A Guest Network is the simplest network shape on Atlas Cloud: a flat L2 network with NAT to the internet — think “home Wi-Fi”. You get one virtual router, DHCP, and a public-IP NAT in one piece. Good for a single VM or a handful of related VMs. For multi-tier setups with subnet isolation, use a VPC instead.

Create a guest network

Console

  1. Network → Guest networks.
  2. Click Add network.
  3. Use the default offering (DefaultIsolatedNetworkOfferingWithSourceNatService).
  4. Pick zone is1, give it a name (e.g. default).
  5. Click OK. A few seconds later your network is up.

CLI

NETOFF=$(cmk list networkofferings name=DefaultIsolatedNetworkOfferingWithSourceNatService | jq -r '.networkoffering[0].id')
ZONE=$(cmk list zones name=is1 | jq -r '.zone[0].id')
cmk create network name=default displaytext=default networkofferingid=$NETOFF zoneid=$ZONE

Terraform

resource "cloudstack_network" "default" {
  name             = "default"
  display_text     = "default"
  cidr             = "10.99.1.0/24"
  network_offering = "DefaultIsolatedNetworkOfferingWithSourceNatService"
  zone             = "is1"
}

Guest networks

Egress rules

This is the most important section on the page. Atlas’s default isolated network blocks outbound traffic by default. Until you add egress rules, your VMs cannot:

  • apt update / dnf install — outbound HTTP/HTTPS blocked
  • Resolve hostnames — outbound DNS blocked
  • Pull container images — same

Open the network in the console, go to the Egress rules tab, and add:

ProtocolPortCIDRPurpose
TCP800.0.0.0/0HTTP
TCP4430.0.0.0/0HTTPS, container registries
UDP530.0.0.0/0DNS
TCP530.0.0.0/0DNS over TCP

CLI

NET=<network-id>
cmk create egressfirewallrule networkid=$NET protocol=tcp startport=80 endport=80 cidrlist=0.0.0.0/0
cmk create egressfirewallrule networkid=$NET protocol=tcp startport=443 endport=443 cidrlist=0.0.0.0/0
cmk create egressfirewallrule networkid=$NET protocol=udp startport=53 endport=53 cidrlist=0.0.0.0/0
cmk create egressfirewallrule networkid=$NET protocol=tcp startport=53 endport=53 cidrlist=0.0.0.0/0

Public IP and port-forwarding

The guest network’s first public IP is the Source NAT for outbound traffic. To accept inbound traffic on a VM (e.g. SSH, HTTP), allocate an additional Public IP, add a firewall rule, and forward a port.
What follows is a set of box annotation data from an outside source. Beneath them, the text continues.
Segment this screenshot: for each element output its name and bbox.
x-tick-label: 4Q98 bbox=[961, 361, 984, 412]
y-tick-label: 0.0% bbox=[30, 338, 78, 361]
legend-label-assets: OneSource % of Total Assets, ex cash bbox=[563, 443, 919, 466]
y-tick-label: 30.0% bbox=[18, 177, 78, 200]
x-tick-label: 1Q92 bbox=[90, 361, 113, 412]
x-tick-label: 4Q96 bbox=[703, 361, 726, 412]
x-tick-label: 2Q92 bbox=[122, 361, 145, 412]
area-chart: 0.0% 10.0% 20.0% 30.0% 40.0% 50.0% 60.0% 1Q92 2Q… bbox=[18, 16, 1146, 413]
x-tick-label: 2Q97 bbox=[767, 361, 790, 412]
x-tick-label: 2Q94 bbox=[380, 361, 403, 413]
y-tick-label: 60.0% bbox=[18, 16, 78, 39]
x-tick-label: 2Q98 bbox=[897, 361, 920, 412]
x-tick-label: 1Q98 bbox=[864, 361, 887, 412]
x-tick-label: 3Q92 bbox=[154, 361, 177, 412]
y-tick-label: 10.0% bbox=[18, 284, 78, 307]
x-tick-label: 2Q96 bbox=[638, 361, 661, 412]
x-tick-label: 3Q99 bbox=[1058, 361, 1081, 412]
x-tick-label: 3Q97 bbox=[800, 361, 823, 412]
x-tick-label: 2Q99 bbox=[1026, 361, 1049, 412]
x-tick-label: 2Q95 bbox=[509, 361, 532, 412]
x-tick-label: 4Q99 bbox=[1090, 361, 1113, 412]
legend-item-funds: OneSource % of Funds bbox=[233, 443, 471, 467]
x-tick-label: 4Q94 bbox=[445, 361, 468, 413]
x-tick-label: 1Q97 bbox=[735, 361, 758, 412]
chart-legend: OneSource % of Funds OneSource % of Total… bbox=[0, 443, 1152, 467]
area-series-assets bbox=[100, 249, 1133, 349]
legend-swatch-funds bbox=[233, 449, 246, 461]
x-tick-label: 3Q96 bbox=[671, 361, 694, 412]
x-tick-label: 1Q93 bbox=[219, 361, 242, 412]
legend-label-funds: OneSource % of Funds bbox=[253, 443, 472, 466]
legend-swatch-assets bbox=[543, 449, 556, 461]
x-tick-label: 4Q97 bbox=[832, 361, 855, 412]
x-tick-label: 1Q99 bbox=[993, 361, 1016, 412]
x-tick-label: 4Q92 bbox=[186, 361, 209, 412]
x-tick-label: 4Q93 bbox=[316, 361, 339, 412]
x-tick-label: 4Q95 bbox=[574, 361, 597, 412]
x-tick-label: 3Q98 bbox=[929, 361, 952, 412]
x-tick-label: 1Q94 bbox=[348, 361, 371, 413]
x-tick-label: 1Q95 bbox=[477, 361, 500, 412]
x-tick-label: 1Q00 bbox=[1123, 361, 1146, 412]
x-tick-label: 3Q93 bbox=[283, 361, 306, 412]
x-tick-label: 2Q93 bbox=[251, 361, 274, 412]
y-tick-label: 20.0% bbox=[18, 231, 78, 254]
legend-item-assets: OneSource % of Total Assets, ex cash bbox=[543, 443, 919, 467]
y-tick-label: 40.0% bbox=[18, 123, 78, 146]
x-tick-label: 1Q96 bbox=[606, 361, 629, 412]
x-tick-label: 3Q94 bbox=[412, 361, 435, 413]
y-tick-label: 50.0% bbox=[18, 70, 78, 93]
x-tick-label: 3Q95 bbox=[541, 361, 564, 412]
See Public IPs.

Virtual Router

Every guest network has a Virtual Router (VR) that handles DHCP, DNS, NAT, and firewall. The VR lives on the first usable IP in the network — for 10.99.1.0/24 that’s 10.99.1.1. You usually don’t interact with the VR directly, but it’s the answer to “where did this default gateway come from?”.

Limits

Atlas supports Isolated guest networks today. L2-only and Shared networks are not exposed. For routed multi-tier setups, use VPC.

Delete a network

You can only delete a network with no instances attached. Stop and destroy the instances first, then:

CLI

cmk delete network id=<network-id>

Common failures

  • VMs can’t reach the internet. You forgot egress rules. Add the four above.
  • Network is in transition state on delete. A VM is still attached, or the VR hasn’t finished tearing down. Wait 30 seconds and retry.